Die Einzel- und Reihenhäuser unterhalb haben teils deftige Aufschläge bekommen.
Es geht eben gegen die konsumistische Mittelschicht, „Burschwa und Kulaken“, was doch oft genug gesagt und geschrieben wurde.
Ich zahle sogar nur noch ein Drittel der bisherigen Grundsteuer. Dafür zahlen andere dann u.U. zwei-, drei- oder fünfmal so viel wie vorher. Da kann man schon fast ein schlechtes Gewissen bekommen. Andererseits macht es meiner Meinung nach Sinn, die Eigentümer von 10 oder 20 übereinander gestapelten Eigentumswohnungen anders zu besteuern als die Eigentümer von Einfamilienhausern, die denselben „Flächenverbrauch“ haben wie ein Hochhaus. Aber es muss alles in einem vernünftigen Rahmen bleiben und niemand darf durch eine nachträgliche Höherbewertung seines Grundstücks (oft Lebenswerks) ruiniert oder zum Verkauf gezwungen werden.
„Lebenswerk“ galt für die Wirtschaftswunder-Generation, Jahrgänge 1925ff.
Deren Kinder, die sog. Boomer, sind großenteils Beamte (Leerer) geworden bzw. i. Vgl. mit der übrigen EU (etwa GB, E, P oder F) extrem hoch bezahlte Facharbeiter (VW, Mercedes).

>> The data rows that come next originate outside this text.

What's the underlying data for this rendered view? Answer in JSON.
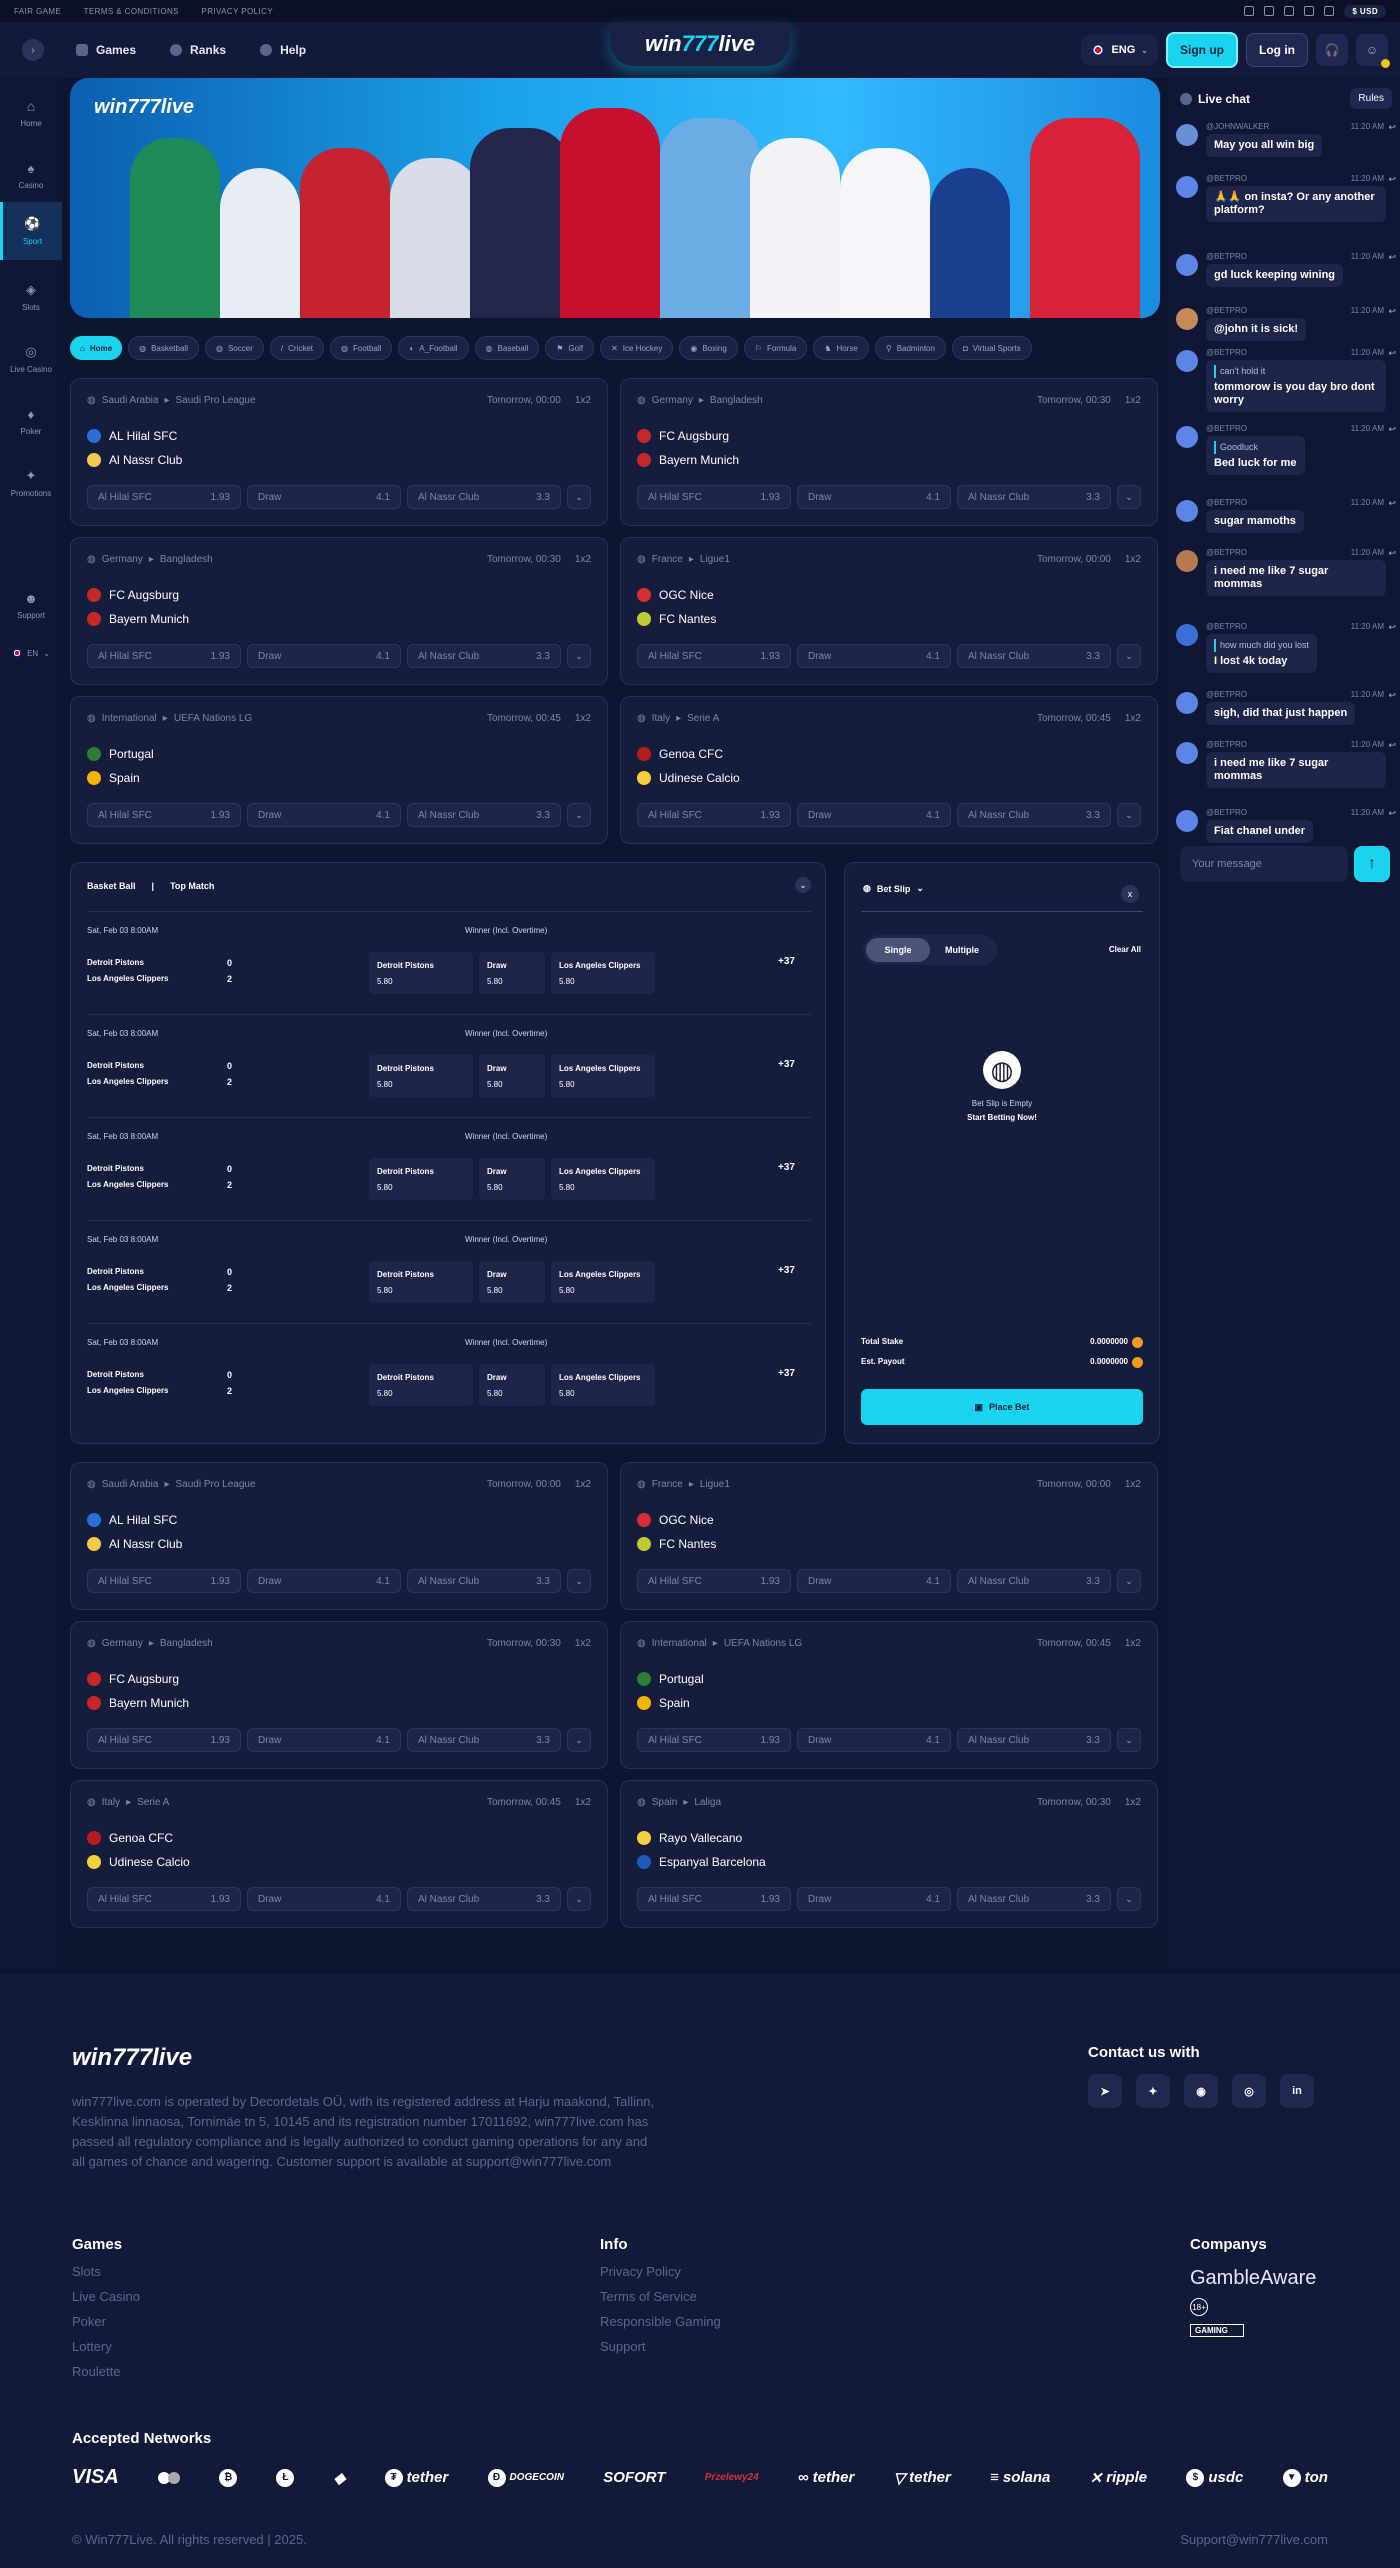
{
  "topbar": {
    "links": [
      "FAIR GAME",
      "TERMS & CONDITIONS",
      "PRIVACY POLICY"
    ],
    "currency": "USD"
  },
  "header": {
    "nav": [
      "Games",
      "Ranks",
      "Help"
    ],
    "logo_pre": "win",
    "logo_mid": "777",
    "logo_post": "live",
    "lang": "ENG",
    "signup": "Sign up",
    "login": "Log in"
  },
  "sidebar": {
    "items": [
      "Home",
      "Casino",
      "Sport",
      "Slots",
      "Live Casino",
      "Poker",
      "Promotions",
      "Support"
    ],
    "lang": "EN"
  },
  "banner": {
    "logo": "win777live"
  },
  "chips": [
    "Home",
    "Basketball",
    "Soccer",
    "Cricket",
    "Football",
    "A_Football",
    "Baseball",
    "Golf",
    "Ice Hockey",
    "Boxing",
    "Formula",
    "Horse",
    "Badminton",
    "Virtual Sports"
  ],
  "odds_labels": {
    "home": "Al Hilal SFC",
    "draw": "Draw",
    "away": "Al Nassr Club",
    "home_v": "1.93",
    "draw_v": "4.1",
    "away_v": "3.3"
  },
  "matches": [
    {
      "country": "Saudi Arabia",
      "league": "Saudi Pro League",
      "time": "Tomorrow, 00:00",
      "mkt": "1x2",
      "t1": "AL Hilal SFC",
      "t2": "Al Nassr Club"
    },
    {
      "country": "Germany",
      "league": "Bangladesh",
      "time": "Tomorrow, 00:30",
      "mkt": "1x2",
      "t1": "FC Augsburg",
      "t2": "Bayern Munich"
    },
    {
      "country": "Germany",
      "league": "Bangladesh",
      "time": "Tomorrow, 00:30",
      "mkt": "1x2",
      "t1": "FC Augsburg",
      "t2": "Bayern Munich"
    },
    {
      "country": "France",
      "league": "Ligue1",
      "time": "Tomorrow, 00:00",
      "mkt": "1x2",
      "t1": "OGC Nice",
      "t2": "FC Nantes"
    },
    {
      "country": "International",
      "league": "UEFA Nations LG",
      "time": "Tomorrow, 00:45",
      "mkt": "1x2",
      "t1": "Portugal",
      "t2": "Spain"
    },
    {
      "country": "Italy",
      "league": "Serie A",
      "time": "Tomorrow, 00:45",
      "mkt": "1x2",
      "t1": "Genoa CFC",
      "t2": "Udinese Calcio"
    },
    {
      "country": "Saudi Arabia",
      "league": "Saudi Pro League",
      "time": "Tomorrow, 00:00",
      "mkt": "1x2",
      "t1": "AL Hilal SFC",
      "t2": "Al Nassr Club"
    },
    {
      "country": "France",
      "league": "Ligue1",
      "time": "Tomorrow, 00:00",
      "mkt": "1x2",
      "t1": "OGC Nice",
      "t2": "FC Nantes"
    },
    {
      "country": "Germany",
      "league": "Bangladesh",
      "time": "Tomorrow, 00:30",
      "mkt": "1x2",
      "t1": "FC Augsburg",
      "t2": "Bayern Munich"
    },
    {
      "country": "International",
      "league": "UEFA Nations LG",
      "time": "Tomorrow, 00:45",
      "mkt": "1x2",
      "t1": "Portugal",
      "t2": "Spain"
    },
    {
      "country": "Italy",
      "league": "Serie A",
      "time": "Tomorrow, 00:45",
      "mkt": "1x2",
      "t1": "Genoa CFC",
      "t2": "Udinese Calcio"
    },
    {
      "country": "Spain",
      "league": "Laliga",
      "time": "Tomorrow, 00:30",
      "mkt": "1x2",
      "t1": "Rayo Vallecano",
      "t2": "Espanyal Barcelona"
    }
  ],
  "basket": {
    "tab1": "Basket Ball",
    "sep": "|",
    "tab2": "Top Match",
    "date": "Sat, Feb 03 8:00AM",
    "winner": "Winner (Incl. Overtime)",
    "t1": "Detroit Pistons",
    "t2": "Los Angeles Clippers",
    "s1": "0",
    "s2": "2",
    "o1": "Detroit Pistons",
    "o2": "Draw",
    "o3": "Los Angeles Clippers",
    "v": "5.80",
    "more": "+37"
  },
  "slip": {
    "title": "Bet Slip",
    "single": "Single",
    "multiple": "Multiple",
    "clear": "Clear All",
    "empty": "Bet Slip is Empty",
    "start": "Start Betting Now!",
    "stake_l": "Total Stake",
    "stake_v": "0.0000000",
    "payout_l": "Est. Payout",
    "payout_v": "0.0000000",
    "place": "Place Bet",
    "close": "x"
  },
  "chat": {
    "title": "Live chat",
    "rules": "Rules",
    "placeholder": "Your message",
    "messages": [
      {
        "user": "@JOHNWALKER",
        "time": "11:20 AM",
        "quote": "",
        "text": "May you all win big"
      },
      {
        "user": "@BETPRO",
        "time": "11:20 AM",
        "quote": "",
        "text": "🙏🙏 on insta? Or any another platform?"
      },
      {
        "user": "@BETPRO",
        "time": "11:20 AM",
        "quote": "",
        "text": "gd luck keeping wining"
      },
      {
        "user": "@BETPRO",
        "time": "11:20 AM",
        "quote": "",
        "text": "@john it is sick!"
      },
      {
        "user": "@BETPRO",
        "time": "11:20 AM",
        "quote": "can't hold it",
        "text": "tommorow is you day bro dont worry"
      },
      {
        "user": "@BETPRO",
        "time": "11:20 AM",
        "quote": "Goodluck",
        "text": "Bed luck for me"
      },
      {
        "user": "@BETPRO",
        "time": "11:20 AM",
        "quote": "",
        "text": "sugar mamoths"
      },
      {
        "user": "@BETPRO",
        "time": "11:20 AM",
        "quote": "",
        "text": "i need me like 7 sugar mommas"
      },
      {
        "user": "@BETPRO",
        "time": "11:20 AM",
        "quote": "how much did you lost",
        "text": "I lost 4k today"
      },
      {
        "user": "@BETPRO",
        "time": "11:20 AM",
        "quote": "",
        "text": "sigh, did that just happen"
      },
      {
        "user": "@BETPRO",
        "time": "11:20 AM",
        "quote": "",
        "text": "i need me like 7 sugar mommas"
      },
      {
        "user": "@BETPRO",
        "time": "11:20 AM",
        "quote": "",
        "text": "Fiat chanel under"
      }
    ]
  },
  "footer": {
    "logo": "win777live",
    "about": "win777live.com is operated by Decordetals OÜ, with its registered address at Harju maakond, Tallinn, Kesklinna linnaosa, Tornimäe tn 5, 10145 and its registration number 17011692, win777live.com has passed all regulatory compliance and is legally authorized to conduct gaming operations for any and all games of chance and wagering. Customer support is available at support@win777live.com",
    "contact": "Contact us with",
    "games_t": "Games",
    "games": [
      "Slots",
      "Live Casino",
      "Poker",
      "Lottery",
      "Roulette"
    ],
    "info_t": "Info",
    "info": [
      "Privacy Policy",
      "Terms of Service",
      "Responsible Gaming",
      "Support"
    ],
    "companies_t": "Companys",
    "gamble": "GambleAware",
    "age": "18+",
    "gaming": "GAMING",
    "networks_t": "Accepted Networks",
    "networks": [
      "VISA",
      "tether",
      "DOGECOIN",
      "SOFORT",
      "tether",
      "tether",
      "solana",
      "ripple",
      "usdc",
      "ton"
    ],
    "copy": "© Win777Live. All rights reserved | 2025.",
    "support": "Support@win777live.com"
  }
}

Unter Einsatz des elterlichen Hauses, welches tatsächlich oft ein Häuschen war, aber in guter Stadtrandlage, wurden unter tätiger Mithilfe von Sparkassen und Volksbanken ziemlich große Immovermögen hingestellt, teils auch im Ausland.
Um diese Vermögen geht es nun, also deren Liquidation zugunsten der Finanzkasse. Wie ich höre, ist auch Spanien da hinterher, auf den Balearen. Es ist nicht nur die Grundsteuer, es ist auch die energetische Sanierung pp. oder die Energie überhaupt (Mannheim beispielsweise will das Gasnetz zurückbauen).